Volume 36, Issue 4, pages 201–206, April 2013
How to Cite
Toggweiler, S., Odermatt, Y., Brauchlin, A., Zander, T., Müller, A., Zuber, M., Winterhalder, R. and Erne, P. (2013), The Clinical Value of Echocardiography and Acoustic Cardiography to Monitor Patients Undergoing Anthracycline Chemotherapy. Clin Cardiol, 36: 201–206. doi: 10.1002/clc.22074
- Issue published online: 4 APR 2013
- Article first published online: 14 NOV 2012
- Manuscript Accepted: 9 OCT 2012
- Manuscript Received: 1 SEP 2012
Investigate the usefulness of echocardiography and acoustic cardiography to monitor patients exposed to anthracycline chemotherapy.

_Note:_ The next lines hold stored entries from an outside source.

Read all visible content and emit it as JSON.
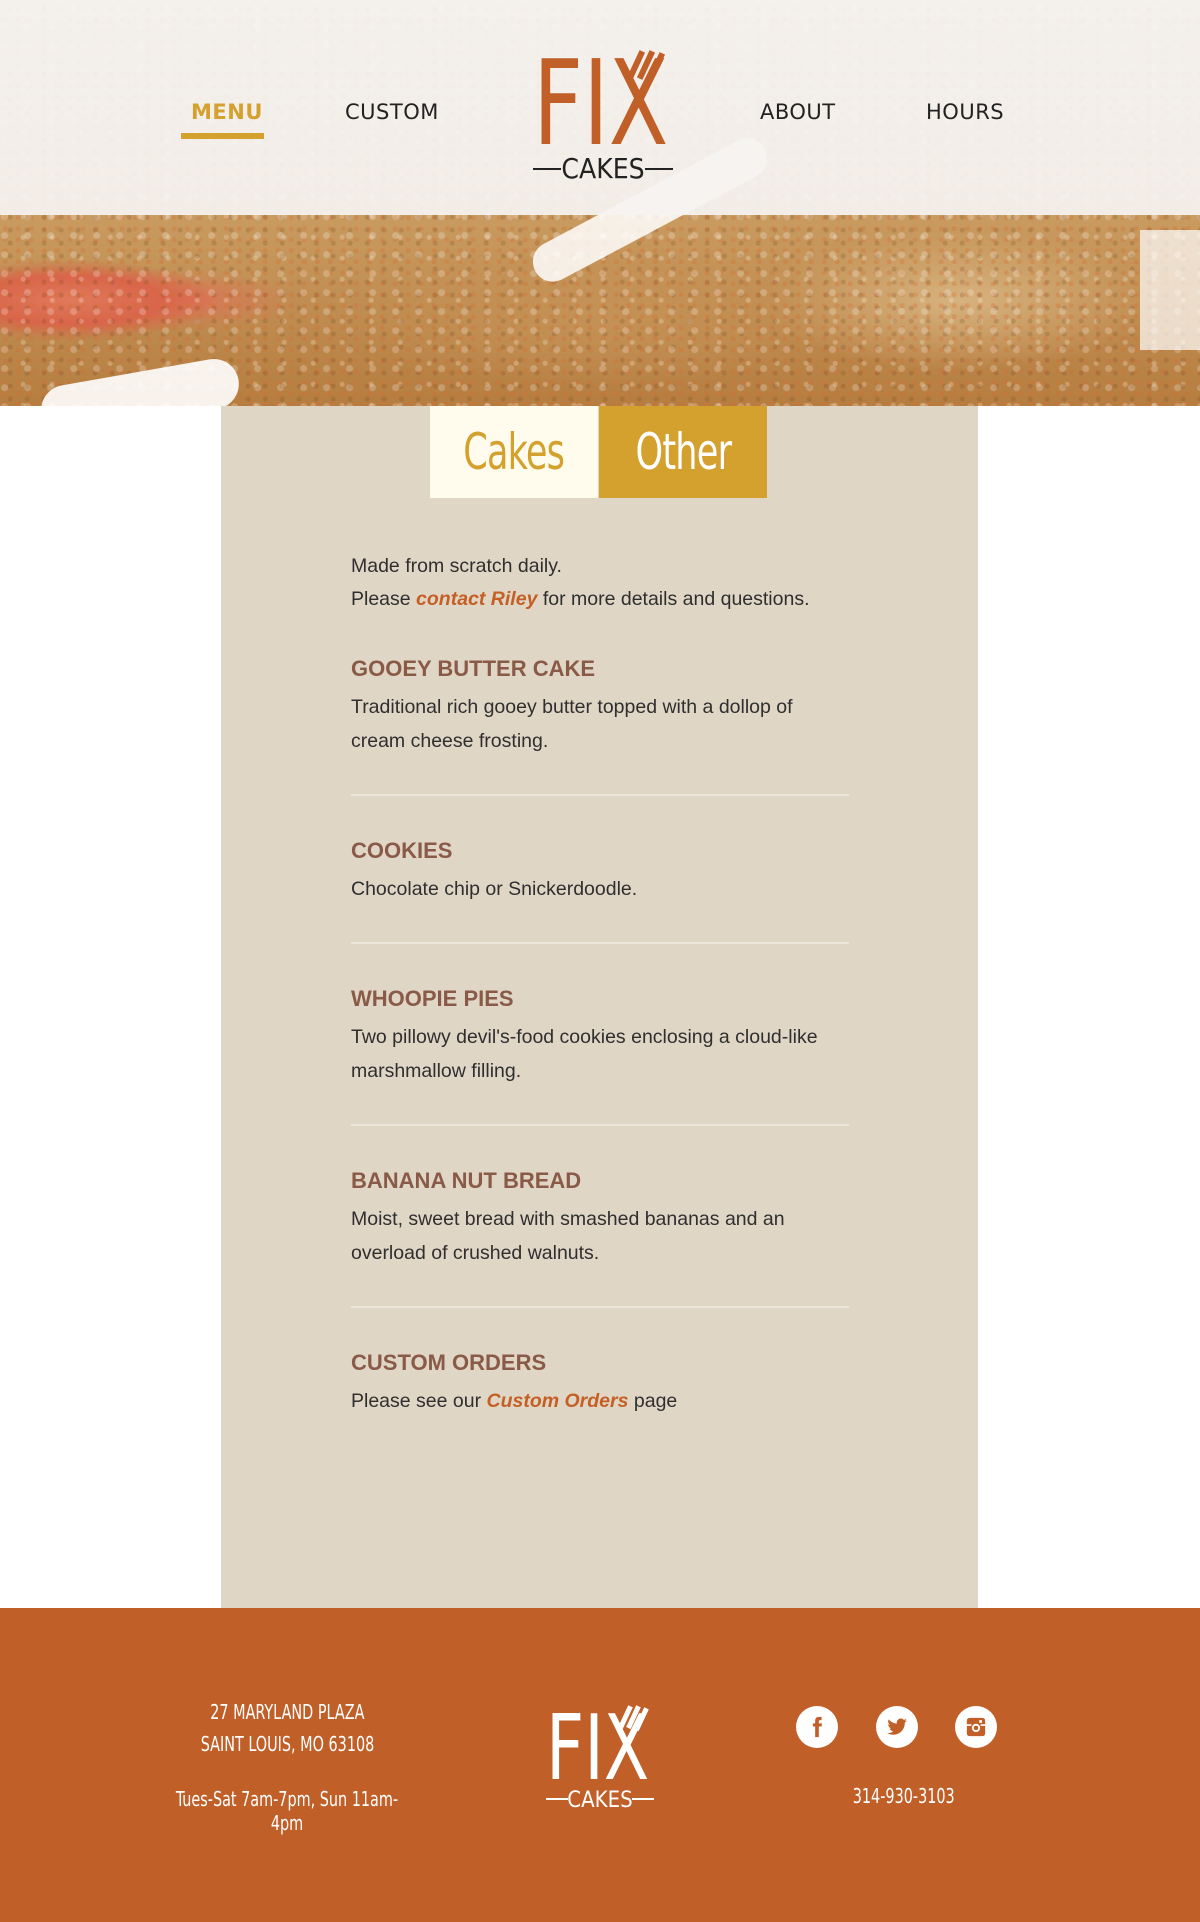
{
  "nav": {
    "left": [
      {
        "label": "MENU",
        "active": true
      },
      {
        "label": "CUSTOM",
        "active": false
      }
    ],
    "right": [
      {
        "label": "ABOUT"
      },
      {
        "label": "HOURS"
      }
    ],
    "logo": {
      "main": "FIX",
      "sub": "CAKES"
    }
  },
  "tabs": [
    {
      "label": "Cakes",
      "selected": false
    },
    {
      "label": "Other",
      "selected": true
    }
  ],
  "intro": {
    "line1": "Made from scratch daily.",
    "line2_before": "Please ",
    "line2_link": "contact Riley",
    "line2_after": " for more details and questions."
  },
  "items": [
    {
      "title": "GOOEY BUTTER CAKE",
      "description": "Traditional rich gooey butter topped with a dollop of cream cheese frosting."
    },
    {
      "title": "COOKIES",
      "description": "Chocolate chip or Snickerdoodle."
    },
    {
      "title": "WHOOPIE PIES",
      "description": "Two pillowy devil's-food cookies enclosing a cloud-like marshmallow filling."
    },
    {
      "title": "BANANA NUT BREAD",
      "description": "Moist, sweet bread with smashed bananas and an overload of crushed walnuts."
    }
  ],
  "custom_orders": {
    "title": "CUSTOM ORDERS",
    "before": "Please see our ",
    "link": "Custom Orders",
    "after": " page"
  },
  "footer": {
    "address_line1": "27 MARYLAND PLAZA",
    "address_line2": "SAINT LOUIS, MO 63108",
    "hours": "Tues-Sat 7am-7pm, Sun 11am-4pm",
    "phone": "314-930-3103",
    "logo": {
      "main": "FIX",
      "sub": "CAKES"
    },
    "social": [
      {
        "icon": "facebook-icon"
      },
      {
        "icon": "twitter-icon"
      },
      {
        "icon": "instagram-icon"
      }
    ]
  },
  "colors": {
    "accent": "#d4a02e",
    "brand": "#c05f27",
    "panel": "#e0d6c5",
    "item_title": "#8a5a48"
  }
}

Serial echocardiographies to monitor systolic function may not be neccessary in all patients undergoing anthracycline chemotherapy.
In a prospective study, consecutive patients undergoing anthracycline-containing chemotherapy were evaluated with echocardiography and acoustic cardiography at baseline, after completion of chemotherapy, and after a median follow-up of 3.8 years. Systolic dysfunction was defined as a left ventricular ejection fraction ≤50%.

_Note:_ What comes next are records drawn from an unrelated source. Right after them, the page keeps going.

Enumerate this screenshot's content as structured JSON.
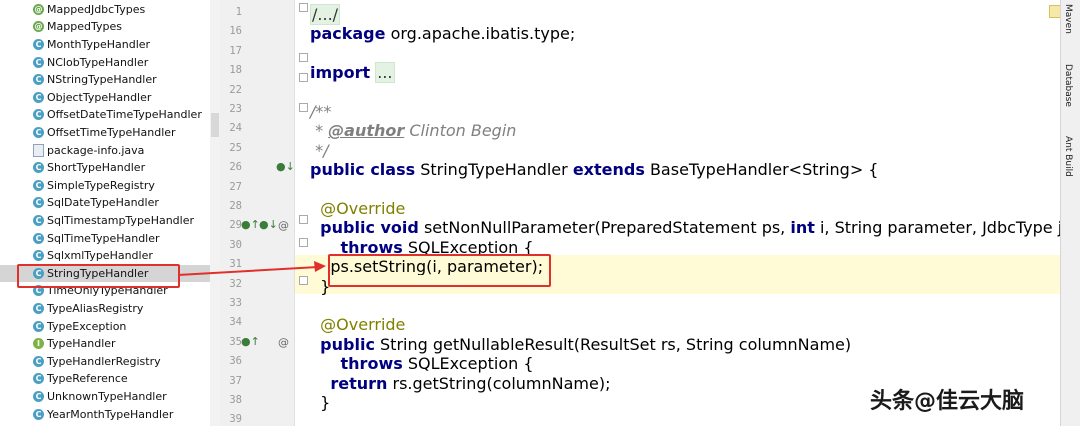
{
  "project_tree": {
    "items": [
      {
        "label": "MappedJdbcTypes",
        "icon": "annotation-icon",
        "kind": "enum"
      },
      {
        "label": "MappedTypes",
        "icon": "annotation-icon",
        "kind": "enum"
      },
      {
        "label": "MonthTypeHandler",
        "icon": "class-icon",
        "kind": "class"
      },
      {
        "label": "NClobTypeHandler",
        "icon": "class-icon",
        "kind": "class"
      },
      {
        "label": "NStringTypeHandler",
        "icon": "class-icon",
        "kind": "class"
      },
      {
        "label": "ObjectTypeHandler",
        "icon": "class-icon",
        "kind": "class"
      },
      {
        "label": "OffsetDateTimeTypeHandler",
        "icon": "class-icon",
        "kind": "class"
      },
      {
        "label": "OffsetTimeTypeHandler",
        "icon": "class-icon",
        "kind": "class"
      },
      {
        "label": "package-info.java",
        "icon": "java-file-icon",
        "kind": "file"
      },
      {
        "label": "ShortTypeHandler",
        "icon": "class-icon",
        "kind": "class"
      },
      {
        "label": "SimpleTypeRegistry",
        "icon": "class-icon",
        "kind": "class"
      },
      {
        "label": "SqlDateTypeHandler",
        "icon": "class-icon",
        "kind": "class"
      },
      {
        "label": "SqlTimestampTypeHandler",
        "icon": "class-icon",
        "kind": "class"
      },
      {
        "label": "SqlTimeTypeHandler",
        "icon": "class-icon",
        "kind": "class"
      },
      {
        "label": "SqlxmlTypeHandler",
        "icon": "class-icon",
        "kind": "class"
      },
      {
        "label": "StringTypeHandler",
        "icon": "class-icon",
        "kind": "class",
        "selected": true
      },
      {
        "label": "TimeOnlyTypeHandler",
        "icon": "class-icon",
        "kind": "class"
      },
      {
        "label": "TypeAliasRegistry",
        "icon": "class-icon",
        "kind": "class"
      },
      {
        "label": "TypeException",
        "icon": "class-icon",
        "kind": "class"
      },
      {
        "label": "TypeHandler",
        "icon": "interface-icon",
        "kind": "iface"
      },
      {
        "label": "TypeHandlerRegistry",
        "icon": "class-icon",
        "kind": "class"
      },
      {
        "label": "TypeReference",
        "icon": "abstract-class-icon",
        "kind": "class"
      },
      {
        "label": "UnknownTypeHandler",
        "icon": "class-icon",
        "kind": "class"
      },
      {
        "label": "YearMonthTypeHandler",
        "icon": "class-icon",
        "kind": "class"
      }
    ]
  },
  "editor": {
    "lines": [
      {
        "num": "1",
        "tokens": [
          {
            "t": "/.../",
            "c": "fold-box"
          }
        ]
      },
      {
        "num": "16",
        "tokens": [
          {
            "t": "package",
            "c": "kw"
          },
          {
            "t": " org.apache.ibatis.type;"
          }
        ]
      },
      {
        "num": "17",
        "tokens": []
      },
      {
        "num": "18",
        "tokens": [
          {
            "t": "import",
            "c": "kw"
          },
          {
            "t": " "
          },
          {
            "t": "...",
            "c": "fold-box"
          }
        ]
      },
      {
        "num": "22",
        "tokens": []
      },
      {
        "num": "23",
        "tokens": [
          {
            "t": "/**",
            "c": "cm"
          }
        ]
      },
      {
        "num": "24",
        "tokens": [
          {
            "t": " * ",
            "c": "cm"
          },
          {
            "t": "@author",
            "c": "cm bold"
          },
          {
            "t": " Clinton Begin",
            "c": "cm"
          }
        ]
      },
      {
        "num": "25",
        "tokens": [
          {
            "t": " */",
            "c": "cm"
          }
        ]
      },
      {
        "num": "26",
        "tokens": [
          {
            "t": "public class",
            "c": "kw"
          },
          {
            "t": " StringTypeHandler "
          },
          {
            "t": "extends",
            "c": "kw"
          },
          {
            "t": " BaseTypeHandler<String> {"
          }
        ]
      },
      {
        "num": "27",
        "tokens": []
      },
      {
        "num": "28",
        "tokens": [
          {
            "t": "  @Override",
            "c": "an"
          }
        ]
      },
      {
        "num": "29",
        "tokens": [
          {
            "t": "  "
          },
          {
            "t": "public void",
            "c": "kw"
          },
          {
            "t": " setNonNullParameter(PreparedStatement ps, "
          },
          {
            "t": "int",
            "c": "kw"
          },
          {
            "t": " i, String parameter, JdbcType jdbcType)"
          }
        ]
      },
      {
        "num": "30",
        "tokens": [
          {
            "t": "      "
          },
          {
            "t": "throws",
            "c": "kw"
          },
          {
            "t": " SQLException {"
          }
        ]
      },
      {
        "num": "31",
        "tokens": [
          {
            "t": "    ps.setString(i, parameter);"
          }
        ]
      },
      {
        "num": "32",
        "tokens": [
          {
            "t": "  }"
          }
        ]
      },
      {
        "num": "33",
        "tokens": []
      },
      {
        "num": "34",
        "tokens": [
          {
            "t": "  @Override",
            "c": "an"
          }
        ]
      },
      {
        "num": "35",
        "tokens": [
          {
            "t": "  "
          },
          {
            "t": "public",
            "c": "kw"
          },
          {
            "t": " String getNullableResult(ResultSet rs, String columnName)"
          }
        ]
      },
      {
        "num": "36",
        "tokens": [
          {
            "t": "      "
          },
          {
            "t": "throws",
            "c": "kw"
          },
          {
            "t": " SQLException {"
          }
        ]
      },
      {
        "num": "37",
        "tokens": [
          {
            "t": "    "
          },
          {
            "t": "return",
            "c": "kw"
          },
          {
            "t": " rs.getString(columnName);"
          }
        ]
      },
      {
        "num": "38",
        "tokens": [
          {
            "t": "  }"
          }
        ]
      },
      {
        "num": "39",
        "tokens": []
      }
    ]
  },
  "tool_windows": {
    "maven": "Maven",
    "database": "Database",
    "ant_build": "Ant Build"
  },
  "watermark": {
    "text": "头条@佳云大脑"
  },
  "colors": {
    "annotation_red": "#e0302c",
    "keyword": "#000080",
    "comment": "#808080",
    "selection": "#d5d5d5"
  }
}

A total of 187 patients (83% female) with a mean age of 55 ± 14 years underwent chemotherapy for breast cancer (73%), malignant lymphoma (23%), and sarcoma (4%). None of the patients had systolic dysfunction at baseline. Patients were treated with doxorubicin 276 ± 74 mg/m2 or epirubicin 317 ± 55 mg/m2. After chemotherapy, 170 (91%) had normal systolic function, 8 (4%) developed systolic dysfunction, and 9 (5%) had died. Of those 8 patients with systolic dysfunction, 4 (50%) improved to normal systolic function, 1 (13%) remained unchanged, and 3 (37%) died. Patients with normal systolic function after chemotherapy had a mortality rate of 3.5%, and 1.8% developed late systolic dysfunction. Acoustic cardiography-derived percent electromechanical activation time >12.4% had a sensitivity of 88% and a specificity of 84% to identify patients with systolic dysfunction (area under the receiver operating characteristic curve 0.87).
Patients with systolic dysfunction early after anthracycline treatment had worse outcome. Acoustic cardiography was able to identify these patients with a high sensitivity and specificity. Based on the findings of this study, we propose a simple algorithm to monitor patients undergoing anthracycline-containing chemotherapy.
The authors have no funding, financial relationships, or conflicts of interest to disclose.